The National Heart, Lung and Blood Institute (NHLBI), part of the National Institutes of Health, awarded a $4.7 million grant to Cleveland Clinic in 2018 to study more deeply the prevention of life-threatening, cancer-associated blood clots.
The grant builds upon work initiated through the Center of Excellence in Cancer Thrombosis Research, established in 2016 with funding from a variety of generous philanthropic gifts. Additional funding for the center was provided by a VeloSano Impact Award in 2018.
Led by co-directors Keith McCrae, MD, and Alok Khorana, MD, the center has been working to better define how thrombosis develops in patients with cancer; test the efficacy of novel therapies; develop new preclinical models; and create and expand biorepositories to provide a valuable resource to researchers across Cleveland Clinic.

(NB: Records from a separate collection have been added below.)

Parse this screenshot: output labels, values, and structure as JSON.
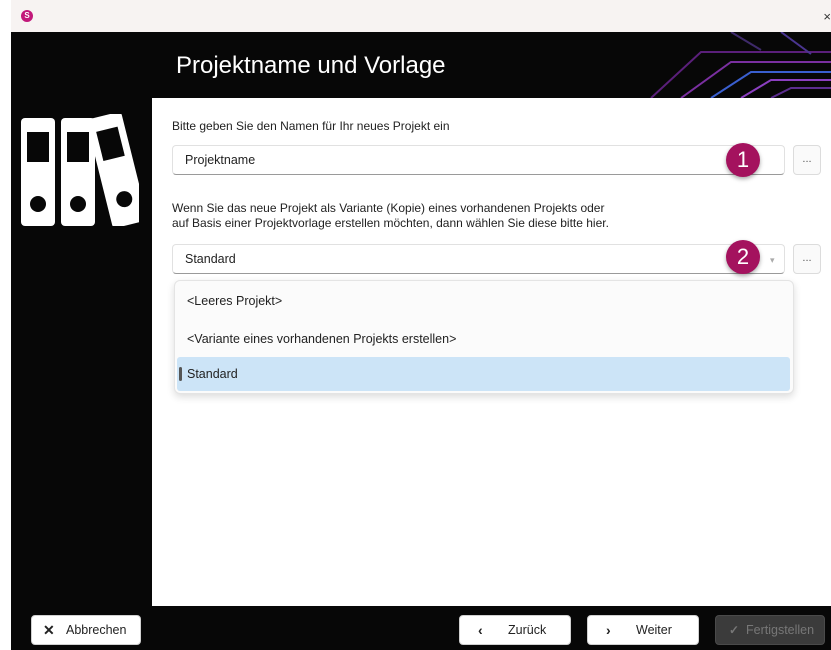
{
  "window": {
    "app_icon": "app-logo-icon",
    "close_label": "×"
  },
  "header": {
    "title": "Projektname und Vorlage"
  },
  "form": {
    "name_prompt": "Bitte geben Sie den Namen für Ihr neues Projekt ein",
    "name_value": "Projektname",
    "variant_prompt_line1": "Wenn Sie das neue Projekt als Variante (Kopie) eines vorhandenen Projekts oder",
    "variant_prompt_line2": "auf Basis einer Projektvorlage erstellen möchten, dann wählen Sie diese bitte hier.",
    "template_selected": "Standard",
    "browse_label": "...",
    "options": [
      "<Leeres Projekt>",
      "<Variante eines vorhandenen Projekts erstellen>",
      "Standard"
    ]
  },
  "badges": {
    "one": "1",
    "two": "2"
  },
  "footer": {
    "cancel": "Abbrechen",
    "back": "Zurück",
    "next": "Weiter",
    "finish": "Fertigstellen"
  },
  "colors": {
    "accent": "#a4125e",
    "selected_option": "#cce4f7",
    "dark_bg": "#070707"
  }
}
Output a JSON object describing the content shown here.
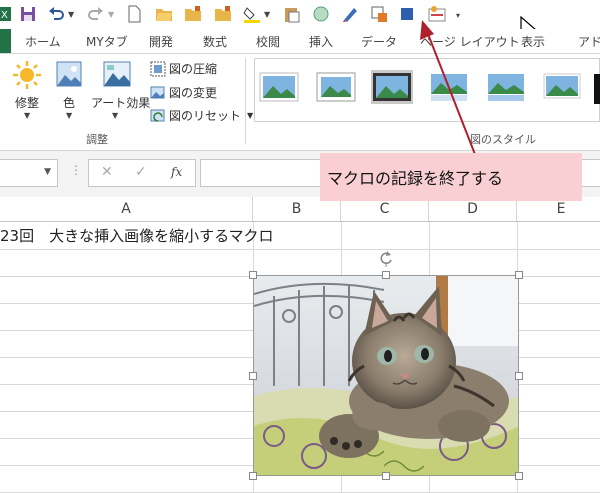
{
  "quick_access": {
    "icons": [
      "excel-icon",
      "save-icon",
      "undo-icon",
      "redo-icon",
      "new-file-icon",
      "open-folder-icon",
      "folder-icon",
      "folder-icon",
      "fill-color-icon",
      "paste-icon",
      "circle-icon",
      "pen-icon",
      "export-icon",
      "stop-recording-icon",
      "gallery-icon",
      "customize-icon"
    ]
  },
  "ribbon_tabs": [
    "ホーム",
    "MYタブ",
    "開発",
    "数式",
    "校閲",
    "挿入",
    "データ",
    "ページ レイアウト",
    "表示",
    "アドイ"
  ],
  "ribbon": {
    "adjust_group": {
      "correct_label": "修整",
      "color_label": "色",
      "art_effect_label": "アート効果",
      "compress_label": "図の圧縮",
      "change_label": "図の変更",
      "reset_label": "図のリセット",
      "group_label": "調整"
    },
    "styles_group": {
      "group_label": "図のスタイル"
    }
  },
  "formula_bar": {
    "cancel_symbol": "✕",
    "enter_symbol": "✓",
    "fx_symbol": "fx",
    "formula_value": ""
  },
  "columns": [
    "A",
    "B",
    "C",
    "D",
    "E"
  ],
  "cells": {
    "A1": "23回　大きな挿入画像を縮小するマクロ"
  },
  "callout": {
    "text": "マクロの記録を終了する"
  },
  "colors": {
    "excel_green": "#217346",
    "callout_bg": "#f9cfd3",
    "arrow": "#b0202a",
    "stop_button": "#2e5fae"
  }
}
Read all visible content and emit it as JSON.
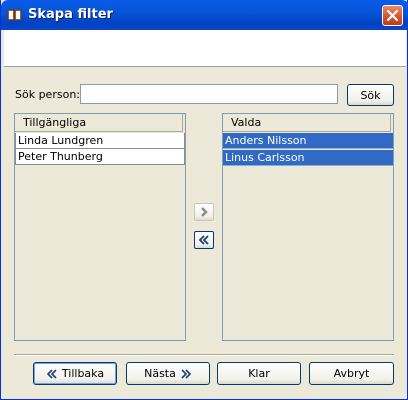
{
  "window": {
    "title": "Skapa filter",
    "accent": "#0054e3",
    "selection_color": "#316ac5"
  },
  "search": {
    "label": "Sök person:",
    "value": "",
    "placeholder": "",
    "button_label": "Sök"
  },
  "available": {
    "header": "Tillgängliga",
    "items": [
      "Linda Lundgren",
      "Peter Thunberg"
    ]
  },
  "selected": {
    "header": "Valda",
    "items": [
      "Anders Nilsson",
      "Linus Carlsson"
    ]
  },
  "transfer": {
    "add_icon": "chevron-right-icon",
    "remove_icon": "double-chevron-left-icon"
  },
  "footer": {
    "back_label": "Tillbaka",
    "next_label": "Nästa",
    "done_label": "Klar",
    "cancel_label": "Avbryt"
  }
}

“About 20 percent of cancer patients develop blood clots, which can cause stroke, hospitalization and delays in treatment,” says Dr. Khorana, director of the gastrointestinal malignancies program at the Cleveland Clinic Cancer Center and holder of the Sondra and Stephen Hardis Chair in Oncology Research.
“In fact, cancer-associated thrombosis is the second leading cause of death in patients with cancer,” he says. “This grant will help us address the challenge of identifying who will develop blood clots and enable us to treat them proactively with blood thinners to prevent this complication.”
The five-year grant supports the creation of a risk assessment tool to better predict which cancer patients will develop blood clots during treatment. The study will incorporate data from more than 4,000 patients with colorectal, lung and pancreatic cancer enrolled in clinical trials at various research centers.
“Cancer-associated blood clots are a critical clinical problem, and we urgently need better ways to predict which patients are at greatest risk,” says Dr. McCrae, Director of Cleveland Clinic's Department of Hematology & Medical Oncology. “This grant-funded research will greatly improve the management of patients with cancer, arming physicians with an advanced statistical tool to better identify who may develop this common and harmful side effect.”